Madame de Gorne wept for joy and Jérôme Vignal thanked the good genius who was changing the course of events with a stroke of his magic wand.
‘Shall we examine those footprints together, Mr Deputy?’ asked Rénine. ‘Do you mind? The mistake which the sergeant and I made this morning was to investigate only the footprints left by the alleged murderer and to neglect Mathias de Gorne’s. Why indeed should they have attracted our attention? Yet it was precisely there that the crux of the whole affair was to be found.’

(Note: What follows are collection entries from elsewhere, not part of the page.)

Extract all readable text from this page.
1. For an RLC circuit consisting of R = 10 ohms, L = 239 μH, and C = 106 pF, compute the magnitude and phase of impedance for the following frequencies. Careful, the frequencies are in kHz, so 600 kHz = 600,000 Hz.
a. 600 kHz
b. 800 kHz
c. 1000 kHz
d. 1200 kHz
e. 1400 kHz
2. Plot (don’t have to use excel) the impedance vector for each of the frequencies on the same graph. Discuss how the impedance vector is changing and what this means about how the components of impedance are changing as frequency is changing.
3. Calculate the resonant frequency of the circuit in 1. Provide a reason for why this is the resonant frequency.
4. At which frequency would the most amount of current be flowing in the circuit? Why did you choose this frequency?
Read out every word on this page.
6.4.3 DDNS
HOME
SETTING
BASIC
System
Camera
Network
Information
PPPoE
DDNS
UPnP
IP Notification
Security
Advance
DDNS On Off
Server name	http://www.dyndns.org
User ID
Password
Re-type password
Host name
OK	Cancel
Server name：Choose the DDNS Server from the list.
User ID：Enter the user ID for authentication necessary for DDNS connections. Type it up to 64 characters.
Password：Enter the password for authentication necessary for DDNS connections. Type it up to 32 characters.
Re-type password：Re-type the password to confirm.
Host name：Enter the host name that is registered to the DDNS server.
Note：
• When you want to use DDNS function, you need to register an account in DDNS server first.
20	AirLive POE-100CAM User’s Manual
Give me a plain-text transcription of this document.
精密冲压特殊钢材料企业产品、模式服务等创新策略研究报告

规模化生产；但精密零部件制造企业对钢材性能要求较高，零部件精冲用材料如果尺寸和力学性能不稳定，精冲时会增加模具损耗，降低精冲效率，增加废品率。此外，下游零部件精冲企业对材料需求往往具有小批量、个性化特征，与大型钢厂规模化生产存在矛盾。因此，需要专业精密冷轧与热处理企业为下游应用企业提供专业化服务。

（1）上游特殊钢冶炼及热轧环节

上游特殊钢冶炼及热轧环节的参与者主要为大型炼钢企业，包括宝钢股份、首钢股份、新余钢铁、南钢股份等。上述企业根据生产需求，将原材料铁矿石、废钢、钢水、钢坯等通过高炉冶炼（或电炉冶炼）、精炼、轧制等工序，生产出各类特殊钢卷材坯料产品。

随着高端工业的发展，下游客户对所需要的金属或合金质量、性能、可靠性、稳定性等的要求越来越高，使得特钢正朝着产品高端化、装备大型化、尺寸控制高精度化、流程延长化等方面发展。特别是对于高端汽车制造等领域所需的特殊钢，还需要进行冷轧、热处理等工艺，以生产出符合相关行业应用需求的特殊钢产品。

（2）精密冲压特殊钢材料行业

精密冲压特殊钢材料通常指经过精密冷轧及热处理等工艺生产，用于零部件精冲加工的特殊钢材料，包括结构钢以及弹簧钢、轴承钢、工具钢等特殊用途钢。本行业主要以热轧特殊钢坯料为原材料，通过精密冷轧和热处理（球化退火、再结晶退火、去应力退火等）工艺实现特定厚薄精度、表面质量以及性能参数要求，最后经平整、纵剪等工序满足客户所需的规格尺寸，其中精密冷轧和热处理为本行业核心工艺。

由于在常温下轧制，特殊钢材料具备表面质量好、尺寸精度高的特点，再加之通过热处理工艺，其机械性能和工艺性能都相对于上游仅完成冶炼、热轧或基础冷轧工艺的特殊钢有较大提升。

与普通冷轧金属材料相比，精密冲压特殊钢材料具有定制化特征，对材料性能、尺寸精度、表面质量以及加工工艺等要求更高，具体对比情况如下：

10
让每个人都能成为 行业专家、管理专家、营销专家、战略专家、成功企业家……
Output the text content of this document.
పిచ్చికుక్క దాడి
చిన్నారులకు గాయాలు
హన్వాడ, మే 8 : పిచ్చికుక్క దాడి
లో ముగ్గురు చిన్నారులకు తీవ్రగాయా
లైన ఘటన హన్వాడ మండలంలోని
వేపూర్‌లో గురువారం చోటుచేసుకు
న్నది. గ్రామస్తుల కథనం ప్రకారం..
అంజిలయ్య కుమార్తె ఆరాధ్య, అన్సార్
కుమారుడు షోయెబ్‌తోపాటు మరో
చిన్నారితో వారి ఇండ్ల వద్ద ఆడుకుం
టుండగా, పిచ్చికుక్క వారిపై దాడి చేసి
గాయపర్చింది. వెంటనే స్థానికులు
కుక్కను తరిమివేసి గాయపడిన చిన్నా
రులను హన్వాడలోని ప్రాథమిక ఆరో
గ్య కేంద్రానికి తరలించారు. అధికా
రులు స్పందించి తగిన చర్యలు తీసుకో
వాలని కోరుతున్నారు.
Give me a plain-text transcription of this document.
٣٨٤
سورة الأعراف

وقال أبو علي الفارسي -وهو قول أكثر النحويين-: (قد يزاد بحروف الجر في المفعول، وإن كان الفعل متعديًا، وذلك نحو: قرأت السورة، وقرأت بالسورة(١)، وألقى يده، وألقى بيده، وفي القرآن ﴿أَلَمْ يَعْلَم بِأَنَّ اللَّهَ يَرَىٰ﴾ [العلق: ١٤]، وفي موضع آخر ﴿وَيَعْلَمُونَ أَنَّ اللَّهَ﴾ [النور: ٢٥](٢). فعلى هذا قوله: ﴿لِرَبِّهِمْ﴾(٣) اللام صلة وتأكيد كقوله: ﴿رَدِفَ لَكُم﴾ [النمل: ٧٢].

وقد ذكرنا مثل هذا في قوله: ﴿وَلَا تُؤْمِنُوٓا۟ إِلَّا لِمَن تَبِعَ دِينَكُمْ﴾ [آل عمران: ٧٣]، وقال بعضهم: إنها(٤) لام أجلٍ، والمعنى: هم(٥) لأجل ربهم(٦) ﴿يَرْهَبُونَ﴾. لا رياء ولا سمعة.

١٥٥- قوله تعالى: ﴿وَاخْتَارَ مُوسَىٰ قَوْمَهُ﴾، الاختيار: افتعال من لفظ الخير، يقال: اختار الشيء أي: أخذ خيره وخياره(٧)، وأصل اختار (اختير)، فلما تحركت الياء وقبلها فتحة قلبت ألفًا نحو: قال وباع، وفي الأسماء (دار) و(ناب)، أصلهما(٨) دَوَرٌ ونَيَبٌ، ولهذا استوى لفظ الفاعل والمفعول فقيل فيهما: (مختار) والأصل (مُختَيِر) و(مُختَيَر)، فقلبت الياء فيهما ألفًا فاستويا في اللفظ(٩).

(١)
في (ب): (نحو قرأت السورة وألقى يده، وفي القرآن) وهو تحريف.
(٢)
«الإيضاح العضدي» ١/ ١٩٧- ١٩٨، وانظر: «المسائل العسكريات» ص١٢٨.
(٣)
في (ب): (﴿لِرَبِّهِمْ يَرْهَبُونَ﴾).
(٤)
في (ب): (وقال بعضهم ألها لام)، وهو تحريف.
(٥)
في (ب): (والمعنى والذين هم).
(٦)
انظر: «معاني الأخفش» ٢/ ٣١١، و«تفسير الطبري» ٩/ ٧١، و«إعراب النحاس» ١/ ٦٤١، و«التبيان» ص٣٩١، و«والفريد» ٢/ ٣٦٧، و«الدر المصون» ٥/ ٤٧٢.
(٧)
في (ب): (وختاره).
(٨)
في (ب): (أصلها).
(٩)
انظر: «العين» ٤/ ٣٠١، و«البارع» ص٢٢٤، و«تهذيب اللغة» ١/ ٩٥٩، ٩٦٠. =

They stepped into the orchard and went to the well. It did not need a long examination to observe that many of the footprints were awkward, hesitating, too deeply sunk at the heel and toe and differing from one another in the angle at which the feet were turned.
‘This clumsiness was unavoidable,’ said Rénine. ‘Mathias de Gorne would have needed a regular apprenticeship before his backward progress could have equalled his ordinary gait; and both his father and he must have been aware of this, at least as regards the zigzags which you see here since old de Gorne went out of his way to tell the sergeant that his
son had had too much drink.’ And he added, ‘Indeed it was the detection of this falsehood that suddenly enlightened me. When Madame de Gorne stated that her husband was not drunk, I thought of the footprints and guessed the truth.’